The chart of the week is from Alejandro Valerio, Senior Analyst for Latin America:
“After signing a controversial peace accord to end a 53-year conflict with the FARC in 2016, Colombia is heading into the most consequential elections in its modern history. Congressional elections on March 11 will determine whether Congress will be fragmented again, making it harder for the next administration to pass the economic reforms needed to improve Colombia’s business environment. The presidential election on May 27—likely to go to a runoff on June 17—will decide whether the next administration will focus on tackling the economic challenges and continuing the implementation of the peace accord, or if it will revise the accord, with unknown consequences. The results will greatly influence Colombia’s economic performance and business opportunities in the years to come.
This chart, which comes from a full piece we published last week called “Colombia Election Scenarios,” summarizes the positions of the major candidates. The best outcome for Colombia, a country desperately in need of stability and pro-business reforms to attract fdi, would be for one of the candidates in the upper-right quadrant to carry the election. But there are plenty of other candidates in the field. I think there is a 25% chance that a peace-revisionist wins the Presidency, with uncertain and potentially dangerous consequences. Problematic for other reasons is Gustavo Petro, who is in favor of more active state intervention in the economy. He is leading the pack according to some polls.
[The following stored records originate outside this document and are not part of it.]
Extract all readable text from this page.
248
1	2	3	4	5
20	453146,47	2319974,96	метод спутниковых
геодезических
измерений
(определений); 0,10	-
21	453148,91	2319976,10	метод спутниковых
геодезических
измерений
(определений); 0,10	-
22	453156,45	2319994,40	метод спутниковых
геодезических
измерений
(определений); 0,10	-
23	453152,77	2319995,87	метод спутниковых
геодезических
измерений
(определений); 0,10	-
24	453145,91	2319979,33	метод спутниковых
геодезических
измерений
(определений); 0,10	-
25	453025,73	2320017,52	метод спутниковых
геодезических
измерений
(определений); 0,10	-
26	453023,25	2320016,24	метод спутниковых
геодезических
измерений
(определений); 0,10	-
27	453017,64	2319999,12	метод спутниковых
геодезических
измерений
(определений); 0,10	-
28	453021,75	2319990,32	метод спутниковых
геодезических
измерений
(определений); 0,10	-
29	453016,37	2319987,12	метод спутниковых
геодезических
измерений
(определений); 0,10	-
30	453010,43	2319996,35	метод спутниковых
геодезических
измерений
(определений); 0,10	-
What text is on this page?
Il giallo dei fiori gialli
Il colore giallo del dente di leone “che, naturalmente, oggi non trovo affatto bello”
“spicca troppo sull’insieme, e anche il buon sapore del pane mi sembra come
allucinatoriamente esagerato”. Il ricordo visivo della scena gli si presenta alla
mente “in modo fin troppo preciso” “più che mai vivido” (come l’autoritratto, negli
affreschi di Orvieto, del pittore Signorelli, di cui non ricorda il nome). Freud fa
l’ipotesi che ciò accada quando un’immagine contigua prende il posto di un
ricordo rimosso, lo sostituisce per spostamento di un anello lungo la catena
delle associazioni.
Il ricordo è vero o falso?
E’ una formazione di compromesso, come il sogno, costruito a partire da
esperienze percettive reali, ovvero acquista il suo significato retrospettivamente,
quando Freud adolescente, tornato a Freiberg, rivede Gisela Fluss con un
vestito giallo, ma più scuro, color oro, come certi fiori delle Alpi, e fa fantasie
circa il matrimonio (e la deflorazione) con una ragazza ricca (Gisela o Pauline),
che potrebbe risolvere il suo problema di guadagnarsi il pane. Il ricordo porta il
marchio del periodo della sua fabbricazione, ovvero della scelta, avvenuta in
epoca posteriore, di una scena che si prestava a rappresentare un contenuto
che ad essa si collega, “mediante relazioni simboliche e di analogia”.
The polls have been wrong in the last three elections in Colombia. It will be very difficult to know the outcome of the election before the runoffs take place in June. MNCs active in Colombia should create scenarios and conduct contingency planning in case a peace-revisionist wins, as there is potential for a relapse in violence that could jeopardize everything from consumption activity to distribution channels. In the case the pro-statist Gustavo Petro wins, a period of heightened FX and demand volatility is likely. Even if a pro-reform, pro-current peace accord candidate wins, the near-term uncertainty may depress domestic activity, while potentially paving the way for more opportunity down the road.”